Are you looking for online inspiration? A lifestyle which makes you feel a bit envious and unbalanced after goggling over it for an hour and boiling the kettle three times without making the tea?
Me too. So, in response to this, I propose an anti-aspirational social media.. the kind of online experience where people don’t end up feeling bad about themselves… but feel better about themselves instead. How does a person do that? Is there a yardstick for this? Is it the kind of yardstick where you walk away and think, ‘Thank God I’m not that girl’?
And can I even imagine this concept away the movie Mean Girls? I think of the cafeteria tribe scene; Janis explaining the different high school groups sitting together: ‘The girls who eat their feelings, the girls who don’t eat anything, desperate wannabes, burnouts, sexually active band geeks..’ and me? The anti-aspiration social media platform group kid.. and yep, I’m that loser all on her own.
Even the younger generation of the Royal Family were promoting mental health in the British media before they all fell out. And whether mental health awareness goes hand-in-hand with the rise in social media, I’m not sure. I just pay attention to the stigma of feeling bad about yourself. That ache to want to be something that you aren’t. To have what you don’t have. For better or worse, I know it.
My uncle Brian joined us for Christmas day. I haven’t spent Christmas with him for twenty-eight years.
‘I forgot how nice this was,’ he said, tucking into Jack’s Christmas perfectly cooked dinner. Hold on… am I allowed to brag about this? Just a little? Dammit. Make the rules up and then break them.
Up to that point, I’d been privately trying to remember if Brian had left us or if my aunt Ela had kicked him out all those years ago. In the end, I think I left it consigned to vaults of whatever. It was nice seeing him at Christmas. Unless you mentioned Brexit. Then we saw some of the old twitchy anger pass across his face.
‘This Brexit thing is crazy,’ he said.
When he said it, I remembered the time he’d flung his cigarette into the kitchen sink while standing at the other end of the kitchen. Zeus and his lightening bolts would have been impressed. My teenage self had just planted myself between him and Ela. The cigarette sizzled past my skin.
‘We’re ruining things not so much for us but for all our children,’ he continued.
I nodded. Yeah but at least we don’t have to suck on Europe’s corruption I thought. Don’t say that though. It’s just not cool to be a Brexiteer. We listened to his Remainer reasoning.. and it all sounded pretty logical. That’s the thing about Brexit.. I agree with all the Remainers, but I still want to stick two fingers up at Europe. Winston Churchill style. At the end of dinner, Ela passed me her twenty-five-year old whisky glass and told me to sip on it.

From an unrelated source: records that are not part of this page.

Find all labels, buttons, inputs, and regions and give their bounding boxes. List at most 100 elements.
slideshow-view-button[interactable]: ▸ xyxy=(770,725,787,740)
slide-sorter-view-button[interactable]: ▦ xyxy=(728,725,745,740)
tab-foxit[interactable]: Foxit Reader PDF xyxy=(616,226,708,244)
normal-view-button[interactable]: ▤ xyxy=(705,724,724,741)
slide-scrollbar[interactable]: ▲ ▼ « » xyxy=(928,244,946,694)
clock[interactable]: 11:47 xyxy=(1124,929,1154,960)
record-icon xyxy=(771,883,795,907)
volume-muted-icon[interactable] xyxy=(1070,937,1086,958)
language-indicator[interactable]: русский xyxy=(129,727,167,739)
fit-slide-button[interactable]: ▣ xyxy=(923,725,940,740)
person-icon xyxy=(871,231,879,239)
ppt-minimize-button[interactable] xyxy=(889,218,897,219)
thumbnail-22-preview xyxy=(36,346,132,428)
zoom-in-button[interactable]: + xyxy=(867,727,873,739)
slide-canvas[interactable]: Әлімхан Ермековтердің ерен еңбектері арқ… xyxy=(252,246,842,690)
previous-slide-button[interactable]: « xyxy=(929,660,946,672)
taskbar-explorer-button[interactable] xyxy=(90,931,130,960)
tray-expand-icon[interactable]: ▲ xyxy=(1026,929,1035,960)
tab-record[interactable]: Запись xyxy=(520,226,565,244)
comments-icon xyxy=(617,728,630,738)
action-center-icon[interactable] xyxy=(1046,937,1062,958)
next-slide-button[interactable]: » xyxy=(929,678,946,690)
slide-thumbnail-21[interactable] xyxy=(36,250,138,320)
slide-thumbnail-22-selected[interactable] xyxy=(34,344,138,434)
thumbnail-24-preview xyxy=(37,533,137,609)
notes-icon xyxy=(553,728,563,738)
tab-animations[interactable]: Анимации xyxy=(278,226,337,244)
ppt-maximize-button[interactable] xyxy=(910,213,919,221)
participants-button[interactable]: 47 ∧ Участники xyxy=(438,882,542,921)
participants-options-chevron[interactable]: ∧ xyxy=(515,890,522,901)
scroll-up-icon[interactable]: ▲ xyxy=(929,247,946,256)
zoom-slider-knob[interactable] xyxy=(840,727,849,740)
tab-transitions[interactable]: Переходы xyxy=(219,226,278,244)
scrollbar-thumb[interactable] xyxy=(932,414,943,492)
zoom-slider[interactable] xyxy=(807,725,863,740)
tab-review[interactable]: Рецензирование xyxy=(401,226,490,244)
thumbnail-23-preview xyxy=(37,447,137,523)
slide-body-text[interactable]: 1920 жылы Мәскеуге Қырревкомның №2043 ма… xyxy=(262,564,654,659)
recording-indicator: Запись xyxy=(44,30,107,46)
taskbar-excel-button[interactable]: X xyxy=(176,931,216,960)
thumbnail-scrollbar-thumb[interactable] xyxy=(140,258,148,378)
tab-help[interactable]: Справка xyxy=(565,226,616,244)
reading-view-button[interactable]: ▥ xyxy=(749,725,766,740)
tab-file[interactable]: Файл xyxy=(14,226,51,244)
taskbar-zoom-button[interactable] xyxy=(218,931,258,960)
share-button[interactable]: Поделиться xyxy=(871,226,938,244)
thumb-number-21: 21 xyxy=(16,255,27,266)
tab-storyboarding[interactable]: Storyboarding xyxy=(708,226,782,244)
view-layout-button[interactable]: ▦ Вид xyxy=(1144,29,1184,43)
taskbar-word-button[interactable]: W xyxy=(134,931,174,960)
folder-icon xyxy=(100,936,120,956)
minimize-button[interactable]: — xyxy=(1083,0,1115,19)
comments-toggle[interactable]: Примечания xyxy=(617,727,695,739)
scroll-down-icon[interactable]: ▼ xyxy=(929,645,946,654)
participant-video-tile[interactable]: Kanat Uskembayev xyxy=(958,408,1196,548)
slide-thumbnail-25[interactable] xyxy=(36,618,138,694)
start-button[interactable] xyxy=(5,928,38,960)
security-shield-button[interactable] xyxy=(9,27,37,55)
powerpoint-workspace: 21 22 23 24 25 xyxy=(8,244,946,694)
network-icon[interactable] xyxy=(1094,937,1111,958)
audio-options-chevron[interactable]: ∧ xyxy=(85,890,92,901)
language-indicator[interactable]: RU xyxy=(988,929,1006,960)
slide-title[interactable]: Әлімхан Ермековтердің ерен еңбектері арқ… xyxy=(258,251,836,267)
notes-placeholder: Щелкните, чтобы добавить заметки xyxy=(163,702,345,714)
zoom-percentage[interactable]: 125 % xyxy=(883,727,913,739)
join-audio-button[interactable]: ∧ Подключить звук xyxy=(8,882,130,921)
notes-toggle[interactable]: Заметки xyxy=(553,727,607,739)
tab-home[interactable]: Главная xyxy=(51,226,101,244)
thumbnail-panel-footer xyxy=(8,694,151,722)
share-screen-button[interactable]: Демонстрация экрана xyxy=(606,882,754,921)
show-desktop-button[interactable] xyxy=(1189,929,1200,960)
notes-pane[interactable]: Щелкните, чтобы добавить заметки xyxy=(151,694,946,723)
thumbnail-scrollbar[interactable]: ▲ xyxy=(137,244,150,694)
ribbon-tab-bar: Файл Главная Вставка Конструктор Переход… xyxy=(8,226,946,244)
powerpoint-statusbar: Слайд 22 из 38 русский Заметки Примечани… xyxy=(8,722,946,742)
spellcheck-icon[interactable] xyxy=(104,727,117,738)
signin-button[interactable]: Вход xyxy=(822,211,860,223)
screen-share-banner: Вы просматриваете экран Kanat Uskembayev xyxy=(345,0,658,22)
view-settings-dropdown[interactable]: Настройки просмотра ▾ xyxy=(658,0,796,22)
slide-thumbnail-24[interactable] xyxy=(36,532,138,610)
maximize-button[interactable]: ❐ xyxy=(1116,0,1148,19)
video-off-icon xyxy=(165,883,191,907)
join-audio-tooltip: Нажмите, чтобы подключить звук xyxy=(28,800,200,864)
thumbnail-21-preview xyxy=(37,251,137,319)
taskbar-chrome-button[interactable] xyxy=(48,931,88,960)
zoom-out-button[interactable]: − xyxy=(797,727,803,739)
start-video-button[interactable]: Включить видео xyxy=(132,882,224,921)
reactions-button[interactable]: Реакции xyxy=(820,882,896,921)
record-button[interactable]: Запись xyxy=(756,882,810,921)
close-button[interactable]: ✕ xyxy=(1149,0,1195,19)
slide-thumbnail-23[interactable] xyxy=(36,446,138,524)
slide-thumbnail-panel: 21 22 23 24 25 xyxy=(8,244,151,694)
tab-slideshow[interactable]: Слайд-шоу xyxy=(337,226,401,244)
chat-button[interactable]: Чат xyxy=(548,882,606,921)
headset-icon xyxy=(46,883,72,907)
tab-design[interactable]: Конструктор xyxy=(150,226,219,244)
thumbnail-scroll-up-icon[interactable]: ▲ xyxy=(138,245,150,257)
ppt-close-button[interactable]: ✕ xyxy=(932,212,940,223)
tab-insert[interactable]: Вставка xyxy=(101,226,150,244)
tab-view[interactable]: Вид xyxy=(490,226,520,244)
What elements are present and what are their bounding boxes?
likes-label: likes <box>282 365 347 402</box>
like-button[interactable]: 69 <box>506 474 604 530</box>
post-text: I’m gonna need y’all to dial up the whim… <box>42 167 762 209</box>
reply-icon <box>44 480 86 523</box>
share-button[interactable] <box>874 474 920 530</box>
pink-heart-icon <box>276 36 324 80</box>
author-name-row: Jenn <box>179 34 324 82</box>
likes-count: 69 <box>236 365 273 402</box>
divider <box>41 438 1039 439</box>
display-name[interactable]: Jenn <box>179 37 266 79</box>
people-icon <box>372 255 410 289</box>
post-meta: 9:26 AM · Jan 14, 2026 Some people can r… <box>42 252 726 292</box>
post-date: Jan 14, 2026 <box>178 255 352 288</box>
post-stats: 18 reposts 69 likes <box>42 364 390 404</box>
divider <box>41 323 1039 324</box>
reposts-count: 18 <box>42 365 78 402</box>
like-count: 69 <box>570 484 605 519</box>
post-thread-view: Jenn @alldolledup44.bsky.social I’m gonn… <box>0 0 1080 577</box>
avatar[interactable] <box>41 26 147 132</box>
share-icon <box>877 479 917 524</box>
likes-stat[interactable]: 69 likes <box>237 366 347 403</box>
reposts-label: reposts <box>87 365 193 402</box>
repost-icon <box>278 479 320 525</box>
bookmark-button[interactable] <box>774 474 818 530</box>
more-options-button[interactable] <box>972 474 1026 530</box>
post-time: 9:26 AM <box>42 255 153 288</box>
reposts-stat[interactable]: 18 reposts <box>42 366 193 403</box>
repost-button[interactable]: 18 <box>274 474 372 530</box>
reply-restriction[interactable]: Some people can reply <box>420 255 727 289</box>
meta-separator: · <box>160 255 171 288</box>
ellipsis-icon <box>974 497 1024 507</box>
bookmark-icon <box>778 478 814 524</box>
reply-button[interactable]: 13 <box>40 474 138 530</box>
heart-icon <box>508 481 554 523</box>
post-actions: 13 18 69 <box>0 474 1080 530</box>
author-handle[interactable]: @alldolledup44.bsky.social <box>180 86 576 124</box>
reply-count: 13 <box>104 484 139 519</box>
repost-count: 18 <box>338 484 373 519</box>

‘Why don’t I get to try the good stuff?’ Brian said in mock outrage. ‘All I get is the cheap five-year old stuff.’
I winked at him. ‘I get the good stuff because I’ve been here for the last twenty-eight years for Christmas.’
His eyebrows lifted up. To be honest, I was surprised I said it. I certainly didn’t plan it. Brian isn’t my blood-related uncle and, although I loved him a lot when I was little, I didn’t exactly miss him when he left. Not in the same way I missed my dad. That was the yardstick I couldn’t avoid.
Later on, Brian and I sat watching the Christmas TV special, Torvill and Dean. This really was nice, I thought remembering again how much I loved him as a kid. Then a scene came up in the movie when Jayne Torvill’s dad read her a bedtime story.. and Jayne was a pretty grown-up kid by then. I cringed, but Brian turned to me. He was smiling.
‘Did your dad do that for you every night?’
I looked back at him. Touché. Still, I thought. That wasn’t my yardstick.